Administratively, Shapiro foresees a need for departments to integrate further with each other, aiming to work more effectively across units. McGill must also prepare for eventual non-academic renewal.
As McGill competes for the best students, Shapiro warns, our student services must be more competitive -- "We'll have to offer student services we haven't even dreamt about." This includes more residences, space for students, career counselling and treating undergrads well. Service should send a message "Aren't you glad we're here," instead of "Aren't you glad we said hello."
Internally, there is a problem of exhaustion in the community. We are understaffed and underfunded, and Shapiro urged the crowd to turn to the resources we do have, such as EAP and mentoring, and to consider rethinking the way we do things.
Above all, he said, universities are social institutions. "They do not serve our own purposes but that of society."
Yay, lunch break!
Bellies full from lunch upstairs, managers settled in to hear talks from Human Resources.
Linda Christensen and Ernie Kinney from the McGill 2000+ Administrative Process Review Centre spoke on how to assess your work processes and fix problems.
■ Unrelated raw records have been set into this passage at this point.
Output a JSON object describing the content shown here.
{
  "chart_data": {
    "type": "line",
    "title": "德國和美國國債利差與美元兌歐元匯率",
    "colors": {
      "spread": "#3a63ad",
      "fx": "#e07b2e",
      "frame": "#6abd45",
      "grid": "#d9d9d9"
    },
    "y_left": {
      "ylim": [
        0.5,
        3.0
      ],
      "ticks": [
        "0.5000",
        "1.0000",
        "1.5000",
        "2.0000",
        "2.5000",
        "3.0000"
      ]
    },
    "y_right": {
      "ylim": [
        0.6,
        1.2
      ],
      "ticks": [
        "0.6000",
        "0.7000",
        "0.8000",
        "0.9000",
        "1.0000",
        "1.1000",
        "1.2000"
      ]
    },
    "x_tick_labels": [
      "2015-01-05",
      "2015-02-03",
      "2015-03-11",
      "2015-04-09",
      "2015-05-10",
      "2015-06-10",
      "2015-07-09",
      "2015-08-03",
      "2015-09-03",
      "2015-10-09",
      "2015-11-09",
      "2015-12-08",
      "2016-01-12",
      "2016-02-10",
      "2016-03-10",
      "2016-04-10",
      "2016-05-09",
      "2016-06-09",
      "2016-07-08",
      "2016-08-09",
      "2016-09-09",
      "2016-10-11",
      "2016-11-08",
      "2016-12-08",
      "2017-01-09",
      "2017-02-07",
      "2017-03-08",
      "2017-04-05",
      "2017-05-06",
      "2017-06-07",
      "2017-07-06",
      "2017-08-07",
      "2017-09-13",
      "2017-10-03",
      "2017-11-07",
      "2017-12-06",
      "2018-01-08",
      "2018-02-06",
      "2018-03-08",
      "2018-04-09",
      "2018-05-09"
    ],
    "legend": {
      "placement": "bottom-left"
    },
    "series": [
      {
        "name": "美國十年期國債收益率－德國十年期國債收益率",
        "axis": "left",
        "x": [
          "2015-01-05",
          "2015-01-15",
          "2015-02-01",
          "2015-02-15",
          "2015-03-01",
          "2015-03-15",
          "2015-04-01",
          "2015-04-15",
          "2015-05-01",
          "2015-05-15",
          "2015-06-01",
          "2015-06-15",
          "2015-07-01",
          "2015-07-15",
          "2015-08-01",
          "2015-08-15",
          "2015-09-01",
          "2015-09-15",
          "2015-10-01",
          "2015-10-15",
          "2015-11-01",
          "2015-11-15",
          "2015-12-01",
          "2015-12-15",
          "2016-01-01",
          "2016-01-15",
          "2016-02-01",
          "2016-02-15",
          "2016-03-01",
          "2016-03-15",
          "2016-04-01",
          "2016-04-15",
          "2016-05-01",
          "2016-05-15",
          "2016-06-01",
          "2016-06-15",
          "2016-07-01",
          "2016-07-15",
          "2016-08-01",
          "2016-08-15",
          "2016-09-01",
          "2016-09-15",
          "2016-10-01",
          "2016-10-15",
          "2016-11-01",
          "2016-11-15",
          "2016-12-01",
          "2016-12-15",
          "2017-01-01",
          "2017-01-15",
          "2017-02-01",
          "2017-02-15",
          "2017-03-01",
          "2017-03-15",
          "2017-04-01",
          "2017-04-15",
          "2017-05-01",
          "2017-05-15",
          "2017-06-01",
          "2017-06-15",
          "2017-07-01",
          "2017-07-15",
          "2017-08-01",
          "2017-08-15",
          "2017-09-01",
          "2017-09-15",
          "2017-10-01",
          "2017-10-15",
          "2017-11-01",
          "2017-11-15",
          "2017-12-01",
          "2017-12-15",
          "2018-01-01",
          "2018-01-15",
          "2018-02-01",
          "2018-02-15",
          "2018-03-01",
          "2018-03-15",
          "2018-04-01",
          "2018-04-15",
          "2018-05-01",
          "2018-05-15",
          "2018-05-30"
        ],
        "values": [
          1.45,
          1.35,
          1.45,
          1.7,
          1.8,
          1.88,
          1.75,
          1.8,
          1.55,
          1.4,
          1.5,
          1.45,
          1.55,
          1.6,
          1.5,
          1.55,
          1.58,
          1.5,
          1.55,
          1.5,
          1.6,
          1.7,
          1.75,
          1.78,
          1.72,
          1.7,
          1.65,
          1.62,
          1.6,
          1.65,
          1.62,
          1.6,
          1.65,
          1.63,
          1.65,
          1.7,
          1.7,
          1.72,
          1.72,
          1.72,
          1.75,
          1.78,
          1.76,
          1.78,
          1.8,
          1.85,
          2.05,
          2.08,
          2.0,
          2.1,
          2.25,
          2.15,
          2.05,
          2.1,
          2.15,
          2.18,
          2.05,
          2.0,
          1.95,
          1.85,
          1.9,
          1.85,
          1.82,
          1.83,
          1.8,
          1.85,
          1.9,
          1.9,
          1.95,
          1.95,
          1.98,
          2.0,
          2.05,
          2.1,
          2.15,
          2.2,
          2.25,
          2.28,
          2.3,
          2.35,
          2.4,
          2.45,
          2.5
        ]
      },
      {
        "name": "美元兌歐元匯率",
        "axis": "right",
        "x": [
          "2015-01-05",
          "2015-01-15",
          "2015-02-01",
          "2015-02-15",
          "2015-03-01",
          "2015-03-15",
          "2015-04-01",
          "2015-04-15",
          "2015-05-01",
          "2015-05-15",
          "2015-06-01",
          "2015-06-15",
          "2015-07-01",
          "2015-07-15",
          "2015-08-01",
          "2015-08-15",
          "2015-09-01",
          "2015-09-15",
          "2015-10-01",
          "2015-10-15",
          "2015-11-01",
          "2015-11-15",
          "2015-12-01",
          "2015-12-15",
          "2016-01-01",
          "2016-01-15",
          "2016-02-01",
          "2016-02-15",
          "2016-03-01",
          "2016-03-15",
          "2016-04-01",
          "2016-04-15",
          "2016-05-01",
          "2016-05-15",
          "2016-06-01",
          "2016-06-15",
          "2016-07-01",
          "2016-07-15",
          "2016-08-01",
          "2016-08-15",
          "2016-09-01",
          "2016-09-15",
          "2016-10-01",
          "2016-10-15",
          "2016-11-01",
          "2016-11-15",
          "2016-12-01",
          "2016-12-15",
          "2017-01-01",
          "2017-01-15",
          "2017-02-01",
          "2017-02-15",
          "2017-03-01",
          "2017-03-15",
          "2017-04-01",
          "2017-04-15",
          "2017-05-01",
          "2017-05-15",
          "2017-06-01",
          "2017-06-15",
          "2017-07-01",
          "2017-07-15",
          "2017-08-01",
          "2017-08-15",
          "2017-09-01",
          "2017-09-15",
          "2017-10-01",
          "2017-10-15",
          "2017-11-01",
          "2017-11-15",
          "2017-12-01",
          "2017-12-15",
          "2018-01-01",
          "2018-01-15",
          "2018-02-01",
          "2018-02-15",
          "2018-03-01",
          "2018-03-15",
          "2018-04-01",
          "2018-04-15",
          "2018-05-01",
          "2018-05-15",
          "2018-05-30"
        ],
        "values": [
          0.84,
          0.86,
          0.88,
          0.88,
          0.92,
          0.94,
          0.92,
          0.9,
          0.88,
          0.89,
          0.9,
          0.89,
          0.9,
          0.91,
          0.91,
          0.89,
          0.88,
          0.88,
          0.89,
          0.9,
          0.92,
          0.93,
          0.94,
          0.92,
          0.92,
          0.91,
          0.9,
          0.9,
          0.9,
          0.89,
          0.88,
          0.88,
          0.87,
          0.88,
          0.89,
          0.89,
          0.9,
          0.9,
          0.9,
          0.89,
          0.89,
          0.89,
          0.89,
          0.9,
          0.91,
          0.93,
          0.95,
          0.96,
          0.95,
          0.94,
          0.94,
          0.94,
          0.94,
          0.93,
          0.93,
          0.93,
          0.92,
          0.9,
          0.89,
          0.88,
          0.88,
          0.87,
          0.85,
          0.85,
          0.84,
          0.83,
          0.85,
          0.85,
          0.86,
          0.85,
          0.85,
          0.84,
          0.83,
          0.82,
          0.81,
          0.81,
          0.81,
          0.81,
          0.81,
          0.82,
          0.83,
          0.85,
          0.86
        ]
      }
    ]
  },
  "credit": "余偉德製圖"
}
They have a six-step program that outlines how you and a team can identify work processes and select those that need improvement. Just identifying them is tougher than you think -- Kinney says he and Christensen have yet to come across a group that knew its processes.
The duo said that it's important to think outside the box, and above all else, challenge assumptions. You may believe it's clear how things happen in your department, but stop and think about it. Document the processes -- what if you win the lottery and decide not to show up for work tomorrow? Someone's going to have to know what to do.
They recommend you collect data on process change over the years so you have a benchmark for the future and can look at the best practices over time.
A bit of T & D
Human Resources director Robert Savoie, jaunty in a yellow lei, then took the stage to introduce Sophie Marcil, the new staff development specialist.
Marcil explained at length her approach to training and development, and how she will provide tools, professional training programs and design activities to improve performance by boosting skills and knowledge.
McGill employees can get training for both individual and career development. Marcil wants to ensure that all facets of development will be covered, from making sure the new hire knows where the bathroom is, to preparing departments for change. "There is no such thing as a static environment," she says, "and training and development helps us to be at ease with change." Even good change, she reminded us, means that there will be a short-term dip in productivity before all goes smoothly.
Savoie told the crowd that he'll evaluate her work by how many calls she gets. So make sure Marcil keeps busy and give her a call at 2303.
Vice-principals say their piece
The day finished with short talks from (and cheerful banter between) vice-principals Morty Yalovsky and Tony Masi, on non-academic renewal. Fortunately, this is not as pressing an issue, with only 10 percent of management staff to hit retirement age within a decade. Although Masi may feel older having weathered the "once-in-a-lifetime experience" of implementing the Banner system, we should soon be reaping the rewards of having a new system. So even if you feel old at work sometimes, a management day in a lei makes you feel younger again.